With the above said, if I were to poetically describe the “la koloba” episode to capture the broad context of what had happened and what happened, I would put it as follows:

He was cowardly and I was feisty.
But this didn’t spell a disaster.
Our backgrounds or timing did.

We perhaps lacked the maturity to see this fact.
Or, we were untrue with ourselves to see the brewing disaster:
Gratifyingly sweet for the body and mind in the shared private moments;
Plainly and crudely bitter for the soul under the watchful eyes of the public.

Musical prelude, it is happening … there is no going back.
We have stepped in the abyss of the movie of our own making.
The cowardly soul yearns to be engulfed in a silky world filled with self.
The feisty soul yearns to be shielded without the silky frills of vanity.

A bruised butterfly in the abyss, seeking the protection of a cocooning soul,
What a truly sweet and bitter disaster!


Sometimes I express myself in silence and through observation.
Other times I express myself through laughter and dance.
And the rest of the time I express myself gladly in words.

Yet words have proven to be unreliable and unfaithful to thee:
They flatter and condemn even when my intentions are pure;
They delight and confuse even when my mind is filled with clarity;
They heal and injure even when I purposefully leave them unspoken in my heart.

Words, you are a double-edged sword that tantalises and taunts my existence.
You are a lifetime friend and foe that truly defines my essence.
So, I will never turn my back on you – the colourful ink of my soul.
For you give life and spirit to the (im)potency of my expression.

If He Wrote a Letter

If he wrote a letter, it wouldn’t be to finalise a will.
It also wouldn’t be to justify an entry to heaven.

If he wrote a letter, it would only be to say: “I have lived and I am thankfully”!
And signed or unsigned, we would all know that in death his was the last word.
So death, listen and be not proud; for you remain a medium without expression.

Heralding Spring

A season for springing into action to spruce things up (after a slumber) has arrived. Below is my tribute to this wonderful season of new beginnings:

Lumela selemo,
Selelekela sa lehlabula,
Kobo ea rona mafutsana!

Kapa ka leleme la moo bokholoa, u batla ke re:
Molo, abusheni, sanibona, avuwani?
Hore na u batlang,
Tseba hore ke tla phethisa;
Hoba u lehakoe la pelo ea ka.

Ha u fihla kea nyakalla.
U tla le mofuthu oa letsatsi.
U tla le meloli ea linonyana.
Ho feta moo, u tla le botle ba lithung-thung.

Selemo! U se u fihlile.
Ke thabo le monyaka feela ho ‘na.
Malume boo!

An in context translation of the above is as follows:

Greetings (in Sesotho) to you spring,
The prelude of summer,
The blanket for us the poor!

Or you prefer a greeting in the language of this land,
(which I have seemingly made home)? 1
Whatever your preference,
Know your wish is my command;
For you are a precious stone in my heart.
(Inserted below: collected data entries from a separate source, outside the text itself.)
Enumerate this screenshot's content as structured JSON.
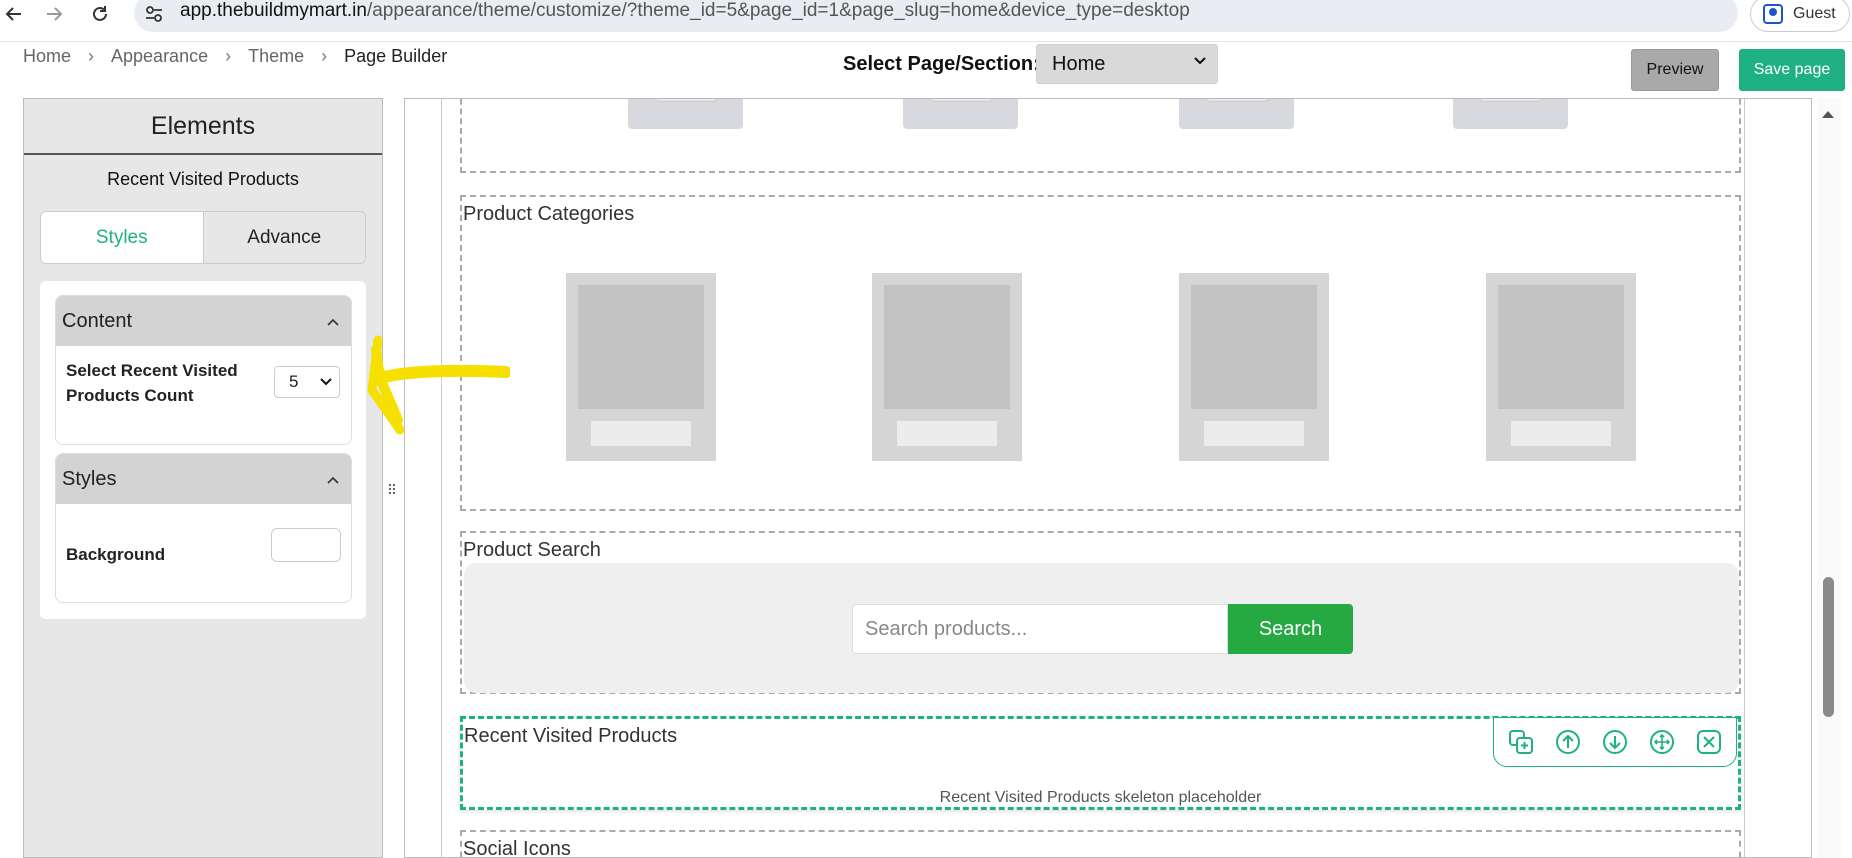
{
  "browser": {
    "url_host": "app.thebuildmymart.in",
    "url_path": "/appearance/theme/customize/?theme_id=5&page_id=1&page_slug=home&device_type=desktop",
    "profile_label": "Guest"
  },
  "breadcrumb": {
    "items": [
      "Home",
      "Appearance",
      "Theme",
      "Page Builder"
    ]
  },
  "header": {
    "select_label": "Select Page/Section:",
    "selected_page": "Home",
    "preview_label": "Preview",
    "save_label": "Save page"
  },
  "left_panel": {
    "title": "Elements",
    "subtitle": "Recent Visited Products",
    "tabs": [
      {
        "label": "Styles",
        "active": true
      },
      {
        "label": "Advance",
        "active": false
      }
    ],
    "content_section": {
      "title": "Content",
      "field_label": "Select Recent Visited Products Count",
      "field_value": "5"
    },
    "styles_section": {
      "title": "Styles",
      "field_label": "Background",
      "field_value": "#ffffff"
    }
  },
  "canvas": {
    "sections": [
      {
        "title": ""
      },
      {
        "title": "Product Categories"
      },
      {
        "title": "Product Search",
        "search_placeholder": "Search products...",
        "search_button": "Search"
      },
      {
        "title": "Recent Visited Products",
        "placeholder": "Recent Visited Products skeleton placeholder",
        "selected": true
      },
      {
        "title": "Social Icons"
      }
    ],
    "toolbar_icons": [
      "duplicate-icon",
      "move-up-icon",
      "move-down-icon",
      "drag-move-icon",
      "delete-icon"
    ]
  },
  "colors": {
    "accent": "#1fb183",
    "search_button": "#26a842",
    "preview_button": "#a9a9a9",
    "annotation": "#f5e000"
  }
}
When you arrive I become blissful.
You come with the warmth of the sun.
You come with the melody of the birds.
Moreover, you come with blossoms of beauty.

Spring! You have arrived.
Joy and happiness reign supreme in me.
I triumphantly herald you!

  1. This implication is embedded in the use of the word bokholoa, which refers to a place where a long-term absentee from the motherland (lekholoa) resides in.